O diagnóstico só chegou com a maioridade, coincidindo com a entrada na universidade e o agravamento dos sintomas. «É quando o meu corpo se altera completamente», relata Maria Helena, que a partir desse momento se começou a proteger mais. «Colocava base nas pernas para poder vestir calções no verão» e evitava situações como ir à praia, exceto com amigos próximos, que estiveram sempre do seu lado e com quem procurou «ter um papel educacional» sobre a psoríase. Foram anos desafiantes. Quando tinha surtos, «nem pensar em conhecer pessoas; estava com os meus amigos à minha volta e tentava estar bem comigo própria, acima de tudo». Desses tempos, recorda ainda uma crise severa, por volta dos 19 ou 20 anos. «Mostrei o meu corpo a uma amiga, ela desatou a chorar e disse: “Como é que tu consegues?”».
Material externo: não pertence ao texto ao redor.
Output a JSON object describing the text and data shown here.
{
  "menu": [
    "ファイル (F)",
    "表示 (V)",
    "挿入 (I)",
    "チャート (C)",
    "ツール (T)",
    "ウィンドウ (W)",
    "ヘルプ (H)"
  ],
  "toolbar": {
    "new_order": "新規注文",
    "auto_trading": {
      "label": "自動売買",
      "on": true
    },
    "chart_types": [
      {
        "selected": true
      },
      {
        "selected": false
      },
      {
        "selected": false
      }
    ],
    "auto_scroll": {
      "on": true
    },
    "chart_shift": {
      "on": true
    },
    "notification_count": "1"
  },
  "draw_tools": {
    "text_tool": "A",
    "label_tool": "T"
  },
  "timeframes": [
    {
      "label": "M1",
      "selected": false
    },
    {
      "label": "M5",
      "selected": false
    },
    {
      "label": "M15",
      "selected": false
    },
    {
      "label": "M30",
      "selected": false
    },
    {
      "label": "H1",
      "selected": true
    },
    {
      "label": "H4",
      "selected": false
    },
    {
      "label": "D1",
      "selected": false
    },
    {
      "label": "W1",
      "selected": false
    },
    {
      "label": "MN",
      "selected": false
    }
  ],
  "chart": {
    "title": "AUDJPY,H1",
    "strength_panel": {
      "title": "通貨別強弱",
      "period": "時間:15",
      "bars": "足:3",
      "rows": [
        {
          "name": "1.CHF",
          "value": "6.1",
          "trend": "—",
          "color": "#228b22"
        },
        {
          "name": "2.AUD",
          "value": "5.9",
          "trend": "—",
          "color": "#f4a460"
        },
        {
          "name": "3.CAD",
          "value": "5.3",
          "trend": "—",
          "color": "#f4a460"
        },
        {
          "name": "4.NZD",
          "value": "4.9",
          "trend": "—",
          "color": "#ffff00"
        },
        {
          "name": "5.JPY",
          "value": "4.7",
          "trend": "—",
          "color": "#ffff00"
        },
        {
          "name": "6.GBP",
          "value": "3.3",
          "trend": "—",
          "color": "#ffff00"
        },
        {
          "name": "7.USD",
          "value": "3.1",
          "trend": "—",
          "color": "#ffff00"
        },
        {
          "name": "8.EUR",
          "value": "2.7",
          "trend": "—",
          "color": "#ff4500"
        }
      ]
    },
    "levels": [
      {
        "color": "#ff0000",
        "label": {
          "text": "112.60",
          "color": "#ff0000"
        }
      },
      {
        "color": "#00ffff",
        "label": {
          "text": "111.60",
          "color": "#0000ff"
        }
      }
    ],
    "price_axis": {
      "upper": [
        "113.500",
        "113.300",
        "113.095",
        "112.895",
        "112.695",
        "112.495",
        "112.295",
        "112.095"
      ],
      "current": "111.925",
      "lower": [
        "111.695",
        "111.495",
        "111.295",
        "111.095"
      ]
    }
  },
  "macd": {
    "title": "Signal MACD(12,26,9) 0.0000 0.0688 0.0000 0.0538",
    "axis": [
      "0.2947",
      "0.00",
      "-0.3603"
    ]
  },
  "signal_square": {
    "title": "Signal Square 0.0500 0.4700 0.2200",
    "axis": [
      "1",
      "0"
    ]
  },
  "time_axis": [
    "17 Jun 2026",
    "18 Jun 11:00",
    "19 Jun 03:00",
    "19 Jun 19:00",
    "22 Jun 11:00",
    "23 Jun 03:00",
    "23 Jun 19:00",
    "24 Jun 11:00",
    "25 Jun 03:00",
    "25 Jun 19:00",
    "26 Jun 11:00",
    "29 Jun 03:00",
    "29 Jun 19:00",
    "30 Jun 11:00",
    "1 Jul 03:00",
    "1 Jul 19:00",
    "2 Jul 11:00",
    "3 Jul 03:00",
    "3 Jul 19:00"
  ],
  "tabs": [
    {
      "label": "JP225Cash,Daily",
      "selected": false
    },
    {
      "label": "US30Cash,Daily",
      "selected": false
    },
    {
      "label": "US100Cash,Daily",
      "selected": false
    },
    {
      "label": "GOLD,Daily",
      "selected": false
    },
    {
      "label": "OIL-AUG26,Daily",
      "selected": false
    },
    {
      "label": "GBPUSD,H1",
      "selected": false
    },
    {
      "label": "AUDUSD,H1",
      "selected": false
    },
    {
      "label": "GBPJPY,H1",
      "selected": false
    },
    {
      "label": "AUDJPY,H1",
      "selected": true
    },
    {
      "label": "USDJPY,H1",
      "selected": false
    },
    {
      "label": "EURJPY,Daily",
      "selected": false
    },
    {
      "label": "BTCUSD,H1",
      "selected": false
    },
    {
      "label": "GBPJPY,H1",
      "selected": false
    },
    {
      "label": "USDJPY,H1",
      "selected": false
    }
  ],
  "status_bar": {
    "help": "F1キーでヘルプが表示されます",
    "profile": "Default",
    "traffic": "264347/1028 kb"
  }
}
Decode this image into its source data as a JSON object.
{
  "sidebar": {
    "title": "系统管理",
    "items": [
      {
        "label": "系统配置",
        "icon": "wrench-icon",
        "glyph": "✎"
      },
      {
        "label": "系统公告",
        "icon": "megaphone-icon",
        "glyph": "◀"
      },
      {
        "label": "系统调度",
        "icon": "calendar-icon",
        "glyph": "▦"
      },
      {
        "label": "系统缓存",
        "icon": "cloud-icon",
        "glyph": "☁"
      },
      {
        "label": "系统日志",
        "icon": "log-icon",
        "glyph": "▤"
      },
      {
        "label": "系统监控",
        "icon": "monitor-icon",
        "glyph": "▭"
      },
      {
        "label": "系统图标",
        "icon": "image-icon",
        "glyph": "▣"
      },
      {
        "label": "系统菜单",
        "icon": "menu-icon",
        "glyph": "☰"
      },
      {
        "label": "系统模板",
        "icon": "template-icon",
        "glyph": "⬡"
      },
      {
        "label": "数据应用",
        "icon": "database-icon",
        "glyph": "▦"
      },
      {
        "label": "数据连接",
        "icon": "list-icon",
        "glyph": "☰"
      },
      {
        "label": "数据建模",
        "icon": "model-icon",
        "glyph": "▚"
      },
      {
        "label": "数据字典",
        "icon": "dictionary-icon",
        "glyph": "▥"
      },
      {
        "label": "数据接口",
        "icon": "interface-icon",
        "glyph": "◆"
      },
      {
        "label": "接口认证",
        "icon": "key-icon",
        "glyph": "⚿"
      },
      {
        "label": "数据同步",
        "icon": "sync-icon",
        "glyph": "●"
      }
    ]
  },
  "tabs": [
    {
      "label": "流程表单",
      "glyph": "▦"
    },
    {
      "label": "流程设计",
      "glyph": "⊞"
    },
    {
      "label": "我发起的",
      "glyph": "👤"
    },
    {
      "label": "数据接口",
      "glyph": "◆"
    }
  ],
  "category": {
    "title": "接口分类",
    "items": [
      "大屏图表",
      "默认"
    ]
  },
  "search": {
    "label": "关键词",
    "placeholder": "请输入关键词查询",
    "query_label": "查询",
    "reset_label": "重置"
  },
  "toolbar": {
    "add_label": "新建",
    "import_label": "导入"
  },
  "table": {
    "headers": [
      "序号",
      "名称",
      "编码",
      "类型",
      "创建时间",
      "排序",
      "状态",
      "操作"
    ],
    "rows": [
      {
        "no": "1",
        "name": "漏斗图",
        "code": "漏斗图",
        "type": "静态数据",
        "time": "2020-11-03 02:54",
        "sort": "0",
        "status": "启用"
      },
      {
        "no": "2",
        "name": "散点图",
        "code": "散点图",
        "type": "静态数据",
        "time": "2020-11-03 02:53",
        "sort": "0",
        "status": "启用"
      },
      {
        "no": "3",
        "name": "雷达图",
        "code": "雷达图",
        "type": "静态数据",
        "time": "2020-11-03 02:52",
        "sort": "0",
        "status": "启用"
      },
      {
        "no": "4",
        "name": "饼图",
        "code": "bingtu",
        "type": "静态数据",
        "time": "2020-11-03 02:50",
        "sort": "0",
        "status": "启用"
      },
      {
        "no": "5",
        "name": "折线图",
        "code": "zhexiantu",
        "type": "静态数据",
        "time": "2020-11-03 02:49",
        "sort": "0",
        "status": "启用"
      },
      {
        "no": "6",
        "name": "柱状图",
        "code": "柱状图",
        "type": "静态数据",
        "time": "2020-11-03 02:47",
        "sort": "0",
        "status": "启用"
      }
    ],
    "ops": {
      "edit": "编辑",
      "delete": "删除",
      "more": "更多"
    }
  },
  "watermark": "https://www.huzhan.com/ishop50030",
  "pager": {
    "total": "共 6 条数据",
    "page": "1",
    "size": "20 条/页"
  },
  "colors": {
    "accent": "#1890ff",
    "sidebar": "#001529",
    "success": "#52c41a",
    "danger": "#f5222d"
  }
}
Dado que a psoríase provoca uma renovação acelerada das células da pele, levando à formação de crostas brancas e secas, «quando dobrava as articulações a pele estalava e formava fissuras, com sangue», conta. Certa vez, numa reunião com um cliente, usou uma camisa branca. «Saí daquela reunião completamente sarapintada de pintinhas de sangue… Qual foi a minha sorte? A reunião era precisamente com uma empresa farmacêutica que estava a trabalhar um fármaco para a psoríase.» Através dessa empresa, aproximou-se da PSOPortugal, que já conhecia, mas à qual nunca tinha recorrido. Num evento, um médico que trabalha com esta associação mudaria o rumo da sua vida: «Estava a falar com ele e disse: “Por acaso tenho psoríase”, e mostrei-lhe as pernas. Respondeu-me: “É impensável uma jovem de 27 anos estar com a pele assim. Quero-te no meu consultório na próxima semana”». Foi-lhe prescrito um medicamento biossimilar que eliminou todas as lesões e evitou o aparecimento de novas.
Muitas pessoas ainda veem a psoríase como uma simples doença de pele. No entanto, está associada a várias comorbilidades, ou seja, patologias que surgem associadas à doença, como diabetes, colesterol alto, doenças do coração, obesidade e artrite psoriática. «Quando ouço as pessoas falar da psoríase de forma muito banal, choca-me», desabafa Maria Helena. «Choca-me que ainda não haja sensibilidade e educação para o que realmente é esta doença», que afeta milhares de pessoas em Portugal. Também lamenta o desconhecimento entre os próprios doentes, a quem aconselha que procurem a PSOPortugal. «Eu devia ter recorrido à PSO mais cedo», admite, destacando o trabalho da associação em prol das pessoas com doença e da sua «literacia em saúde». E deixa um apelo: «Os doentes esquecem-se de que podem fazer perguntas aos médicos, pedir exames, procurar uma segunda opinião. Acima de tudo, não se podem esquecer de que têm direitos. Porque os temos e muitas vezes esquecemo-nos!».